O mítico dadinho de tapioca também foi um ponto alto do sucesso do chef. Criado por Rodrigo há alguns anos, o petisco ganhou os bares, cafés e restaurantes brasileiros e conquistou paladares brasilienses. Prova disso é a facilidade em achar o quitute na capital. “Já é um clássico. Foi algo surpreendente pois se espalhou também por outros lugares do mundo. Vejo como uma forma de homenagem, fico grato. No ano passado, o Albert Adrià fez uma versão dos dadinhos de tapioca com trufa negra num jantar especial com o Alex Atala, no restaurante Tickets, na Espanha. Achei o máximo”, celebra Mocotó.
Quebrada Alimentada
Questionado sobre a pandemia e a quarentena, o profissional se mantem otimista. “Sei que para muitas pessoas a quarentena foi um momento de reflexão, mas para nós foi um momento de ação. Primeiro tivemos que redesenhar nosso negócio (o grupo possui as operações Mocotó Café, no Mercado de Pinheiros e no Shopping D e o Balaio IMS, dentro do Instituto Moreira Salles) para sobreviver nesse cenário e depois a gente viu que era hora de cuidar da comunidade do entorno mais diretamente”, explica.
Durante o isolamento social, o chef começou uma ação chamada Quebrada Alimentada. “O projeto já serviu mais de 35 mil refeições e cestas básicas, além de cestas de orgânicos e de higiene para mais de 600 famílias por mês. Essa foi a toada da quarentena da quebrada”.
Cozinha Sertaneja
Outra iniciativa que saiu do papel durante a quarentena foi o curso “Cozinha Sertaneja do Mocotó”, ministrado pelo chef e realizado em parceria com a Curseria, plataforma de cursos online.
No curso de mais de oito horas, o aluno tem acesso às principais técnicas usadas pelo chef no preparo de receitas como, massa de tapioca, maneiras de usar os feijões e favas, quais os componentes fundamentais para a cozinha sertaneja, processo de salga e maturação da carne de sol, derivados da mandioca, além de como usar frutas em pratos salgados e doces.

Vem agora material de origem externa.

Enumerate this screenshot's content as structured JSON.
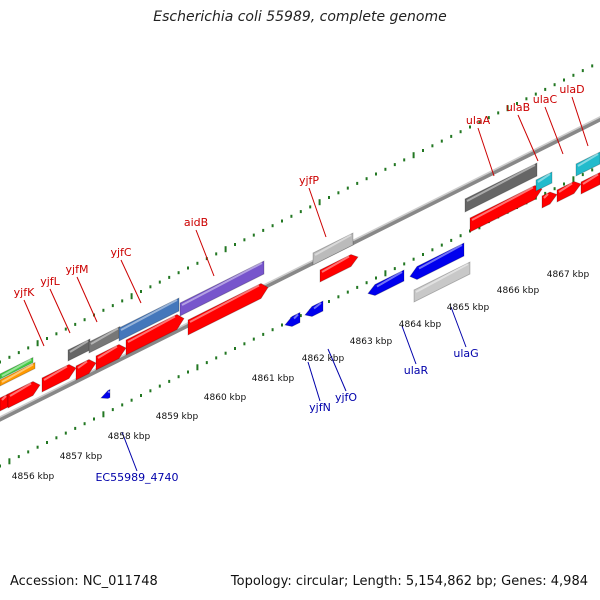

“Ao longo dos anos, entendi que a tradição e a inovação caminham juntas, que podemos criar e reinventar diferentes pratos e receitas do sertão nordestino mantendo a essência da culinária. É isso que ensinamos no curso, trago os pratos que desenvolvi no restaurante Mocotó para apresentar diferentes ingredientes e preparo que podem deixar a comida ainda mais especial e deliciosa”, explica Oliveira.
“Queremos mostrar a importância da cozinha sertaneja, que foi estigmatizada por tanto tempo aqui no Brasil. Mostrar como conseguimos criar uma linguagem universal para essa cozinha e como o Mocotó teve um êxito tremendo nisso”
Novo ares
Por fim, o chef se dedica intensamente ao plano de abrir um restaurante em Los Angeles, nos Estados Unidos. “Já é um projeto que estamos trabalhando há quatro anos. O nosso sócio na empreitada é o grupo Sprout da área de hotelaria, eventos e restauração. Temos um chef da nossa equipe morando por lá há dois anos”, entrega.
A ideia inicial era abrir um restaurante dentro hotel Hollywood Roosevelt, um clássico da cidade. “Porém a pandemia mudou tudo e decidimos nos últimos meses que o restaurante vai sair do hotel. Abriremos numa casa que já existe no Art District, em Hollywood. Esperamos que a inauguração aconteça ainda no fim do ano”, finaliza.